I rode Champagne outside yesterday, for only the second time since November. This has been a tough winter. I guess I might have been able to ride him in the snow over the holidays, but I was very new to the barn and not sure of the terrain. I didn’t want to risk having him step in a hole or flounder into a creek. Then we had all that ice, and he was having some trouble just making it from the barn to the paddock without falling down. Clearly, having me on top would just have made matters worse.
Once I did try to go out on the trails with a group, but that day Champagne was all distraught and not listening to me . . . just a series of, “OH NO, there is a narrow place on the trail! Oh NO, there is a little hollow with some TREES! Oh NO, a dreadful STONE WALL!!” I decided to turn back rather than fight with him and maybe have him bolt and get injured.
Yesterday we went out with the goal of just riding around the grassy areas below the paddocks to accustom him to the surroundings. By now he’s been out enough that he has had a chance to look over the fields from several angles, and the snow has melted enough that it is clear where the little streams are located. I happened to run into Shea’s owner, who wanted to do the same thing, and Shea and Champagne are calm with each other, so we both went out.
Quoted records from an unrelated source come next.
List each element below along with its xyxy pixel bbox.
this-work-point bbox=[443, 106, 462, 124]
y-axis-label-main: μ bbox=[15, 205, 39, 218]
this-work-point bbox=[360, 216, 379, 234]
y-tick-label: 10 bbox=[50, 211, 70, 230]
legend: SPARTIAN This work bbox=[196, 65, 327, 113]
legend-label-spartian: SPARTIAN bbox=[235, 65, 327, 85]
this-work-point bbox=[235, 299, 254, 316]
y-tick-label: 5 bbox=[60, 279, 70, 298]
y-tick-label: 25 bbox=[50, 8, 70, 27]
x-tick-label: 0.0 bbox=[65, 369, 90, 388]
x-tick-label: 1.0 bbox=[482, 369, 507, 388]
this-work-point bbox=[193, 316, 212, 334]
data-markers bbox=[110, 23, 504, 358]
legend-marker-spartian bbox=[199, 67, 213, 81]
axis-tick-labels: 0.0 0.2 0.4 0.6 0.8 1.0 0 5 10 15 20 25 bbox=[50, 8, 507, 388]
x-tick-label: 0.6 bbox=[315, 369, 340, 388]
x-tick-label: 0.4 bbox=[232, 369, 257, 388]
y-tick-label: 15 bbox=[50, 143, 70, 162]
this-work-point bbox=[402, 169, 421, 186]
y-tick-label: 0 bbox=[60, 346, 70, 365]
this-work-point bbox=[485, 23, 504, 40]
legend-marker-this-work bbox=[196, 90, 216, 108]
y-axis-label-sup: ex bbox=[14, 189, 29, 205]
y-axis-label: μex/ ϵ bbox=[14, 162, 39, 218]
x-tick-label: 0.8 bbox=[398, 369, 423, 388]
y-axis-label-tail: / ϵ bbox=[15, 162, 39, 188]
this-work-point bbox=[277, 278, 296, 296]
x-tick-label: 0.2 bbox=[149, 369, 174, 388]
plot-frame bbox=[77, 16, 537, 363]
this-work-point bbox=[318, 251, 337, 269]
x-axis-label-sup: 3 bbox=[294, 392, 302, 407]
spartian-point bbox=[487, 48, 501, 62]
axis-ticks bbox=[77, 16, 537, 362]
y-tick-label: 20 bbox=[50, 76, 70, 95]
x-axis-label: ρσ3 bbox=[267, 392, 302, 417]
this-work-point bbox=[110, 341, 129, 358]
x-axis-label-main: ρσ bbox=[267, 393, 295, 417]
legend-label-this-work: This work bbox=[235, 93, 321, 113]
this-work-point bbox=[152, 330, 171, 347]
The sky was wide and high and clean-slate blue. The grass was golden and green. The slender waterways were free enough of ice that I could hear their little chuckling sounds. There were a variety of surfaces to walk on; hills, gravel, squishy semi-mud, ice, crusty (but not deep) snow, grass, and the field that had been plowed and planted last year. Many of the other horses were out in the paddocks, running and playing. All in all, lots of alive distractions and sweet brisk air.
Amazing! The WBH was perfect. He went where I asked, followed Shea if I asked but turned away when asked, stayed interested but calm, and most amazingly was responsive to my legs in a way I don’t remember him being before. If I wanted trot, (which I did just once, for a test) we had trot. If I wanted to walk across the narrow culvert over a stream, OK, we did. If I wanted to walk through a long patch of crusty snow, he asked, “Are you sure?” “Yes,” I said, and walk through we did.
So: all the leg work and transitions from gait to gait and within each gait to different speeds seems to have paid off big time! My boy and I seem well positioned to have a great series of trail rides as soon as it gets less icy on the main trails. Schooling in the indoor can, I admit, get boring and sometimes it seems I am getting nowhere. This one day outside was a major payoff. Yes! This is what I’m doing all this for.